The concept is mirrored in the story of Yosef. Just as we refer to Avraham as the pillar of chesed, Yitzchok as the pillar of gevurah and Yaakov as the pillar of emes, so too Yosef is referred to as the pillar of kedusha - holiness and purity. It was he that was tested by being sold into the most depraved society in existence and it was he that was tempted by his mistress for years on end. However, for twenty two years in Mitzrayim he stood his ground, and hiskedusha stayed intact. He was moser nefesh to guard hiskedusha and Hashem gave him siyata dishmaya in everything he did. Potiphar, the jail warden, and even Pharaoh all sensed that Hashem was with him and hence all of them placed Yosef in positions of authority.

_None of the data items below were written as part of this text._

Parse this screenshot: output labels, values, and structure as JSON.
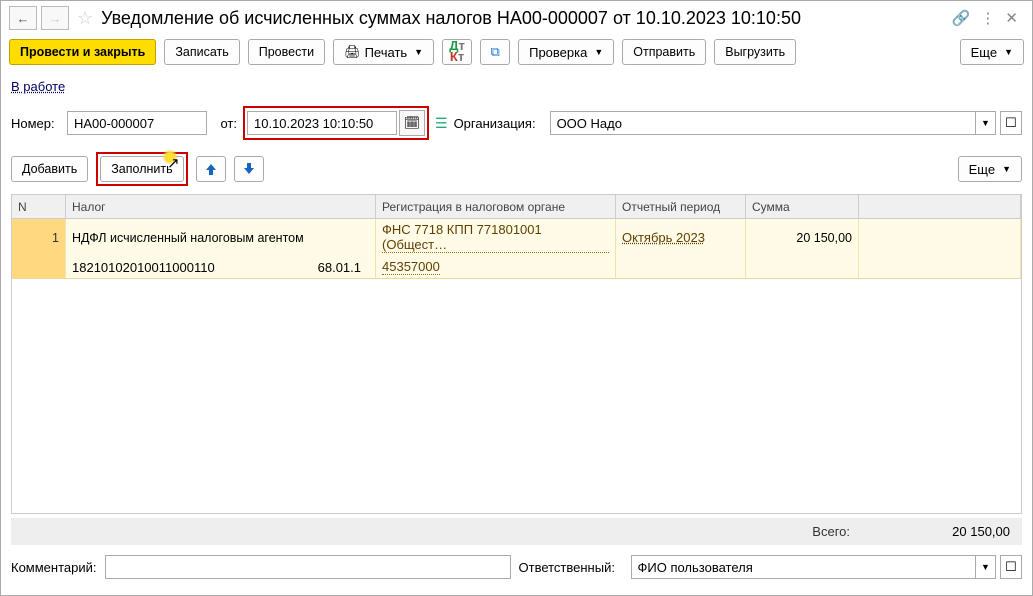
{
  "header": {
    "title": "Уведомление об исчисленных суммах налогов НА00-000007 от 10.10.2023 10:10:50"
  },
  "toolbar": {
    "post_close": "Провести и закрыть",
    "write": "Записать",
    "post": "Провести",
    "print": "Печать",
    "check": "Проверка",
    "send": "Отправить",
    "export": "Выгрузить",
    "more": "Еще"
  },
  "stage": {
    "label": "В работе"
  },
  "fields": {
    "number_lbl": "Номер:",
    "number": "НА00-000007",
    "date_lbl": "от:",
    "date": "10.10.2023 10:10:50",
    "org_lbl": "Организация:",
    "org": "ООО Надо"
  },
  "sub_toolbar": {
    "add": "Добавить",
    "fill": "Заполнить",
    "more": "Еще"
  },
  "grid": {
    "cols": {
      "n": "N",
      "tax": "Налог",
      "reg": "Регистрация в налоговом органе",
      "per": "Отчетный период",
      "sum": "Сумма"
    },
    "rows": [
      {
        "n": "1",
        "tax": "НДФЛ исчисленный налоговым агентом",
        "kbk": "18210102010011000110",
        "acc": "68.01.1",
        "reg": "ФНС 7718 КПП 771801001 (Общест…",
        "oktmo": "45357000",
        "period": "Октябрь 2023",
        "sum": "20 150,00"
      }
    ]
  },
  "total": {
    "label": "Всего:",
    "value": "20 150,00"
  },
  "bottom": {
    "comment_lbl": "Комментарий:",
    "comment": "",
    "resp_lbl": "Ответственный:",
    "resp": "ФИО пользователя"
  }
}
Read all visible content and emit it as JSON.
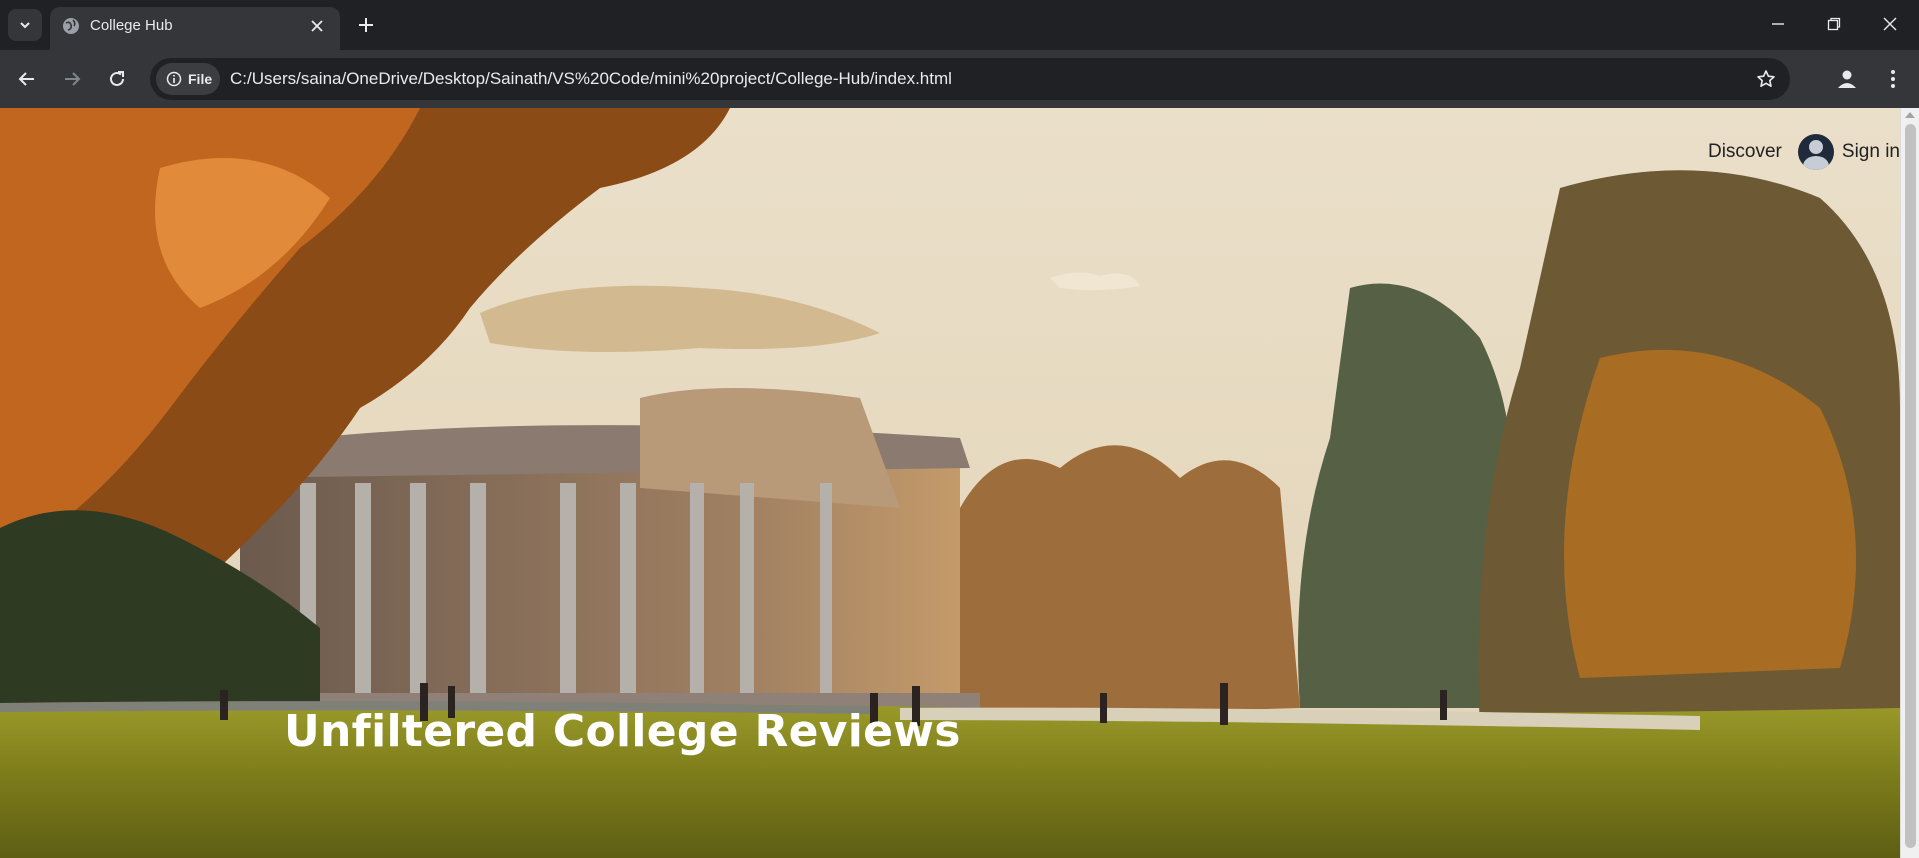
{
  "browser": {
    "tab": {
      "title": "College Hub"
    },
    "address": {
      "chip_label": "File",
      "url": "C:/Users/saina/OneDrive/Desktop/Sainath/VS%20Code/mini%20project/College-Hub/index.html"
    }
  },
  "site": {
    "nav": {
      "discover": "Discover",
      "signin": "Sign in"
    },
    "hero": {
      "title": "Unfiltered College Reviews"
    }
  },
  "colors": {
    "tabstrip": "#202124",
    "toolbar": "#35363a",
    "sky": "#e8dcc6",
    "grass": "#8a8a1e"
  }
}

This is the common denominator between Chanukah and Yosef. When one is moser nefesh for kedusha, nothing can stand in his way. He is granted siyata dishmaya that brings salvation from and sovereignty over all those who stood against him. This was proven true with the mesirus nefesh of the "kohanecha ha'kedoshim" at the time of the miracle of Chanuka, and many years before that era when Yosef, the pillar of kedusha, was sold to Mitzrayim.

Chanukah is the Yom Tov which is most conducive to strengthening our avodas Hashem. If we were spiritually worthy, we could gain chizuk that would carry us throughout the year - to even a greater degree than what we gain from Rosh Hashana and Yom Kippur! Unfortunately, often the opposite is true and much of Chanukah has turned into wasted time. Let us try to glean some of what Chanukah has to offer and make an added effort to strengthen some aspect of our avodas Hashem that could use some improvement.

205 - Vayeishev

"And she [Tamar] was being taken out [to be killed] and she sent to her father-in-law saying, 'To the man to whom these objects belong, I have become pregnant.' And she said, 'Please identify to whom this signet ring, garment and staff belong'" (Bereishis, 38, 25). Rashi explains that Tamar did not want to tell her father-in-law (Yehuda) point blank that it was from him that she had conceived, because she did not want to publicly embarrass him. Rather, she conveyed the message in a way, that only if he would voluntarily admit his involvement, would she be saved from death. From this incident Chazal deduce that it is better for one to throw himself into a fiery furnace than embarrass another publicly.

Rav Wolbe (Shiurei Chumash) asks why Tamar had to give up her life to save Yehuda from embarrassment. Even if embarrassing another publicly is tantamount to murder, nevertheless, halacha mandates that if a person is being pursued by a murderer, he may save his life by killing the murderer. If so, why didn't Tamar save her own life by, so to speak, taking Yehuda's life? The answer is that Chazal did not say that one is obligated to give up his own life to save another from embarrassment; they said it is better for one to give up their life. Such an act would not be considered suicide, because situations in which one employs negative middos have an added stringency. Tamar did not have to give up her life; she wanted to give up her life in order not to habituate herself to reacting with a negative middah that would cause suffering to a fellow Jew. This idea is accentuated by another statement of Chazal. "He who embarrasses his friend publicly, loses his portion in the World to Come," while even murder itself isn't accompanied by such a harsh punishment.

In a similar vein, Rabbeinu Yonah writes (Sha'arei Teshuvah Chap. 3, 188) that one must place himself in mortal danger rather than flatter a wicked person. He bases this statement on a story related in the Gemara (see Sotah 41a). This begs the question that we know that one is only obligated to give up his life in order not to commit the three cardinal sins, and flattering a wicked person is not one of them? The answer is, that it is so dangerous for one to acquire a negative trait that it is better for him to place himself in danger than to perform an act motivated by the negative trait.

Life is a most precious commodity. However, Chazal declared that it is better for someone to give up his life rather than embarrass another publicly, for there is nothing worse than causing another Jew to suffer.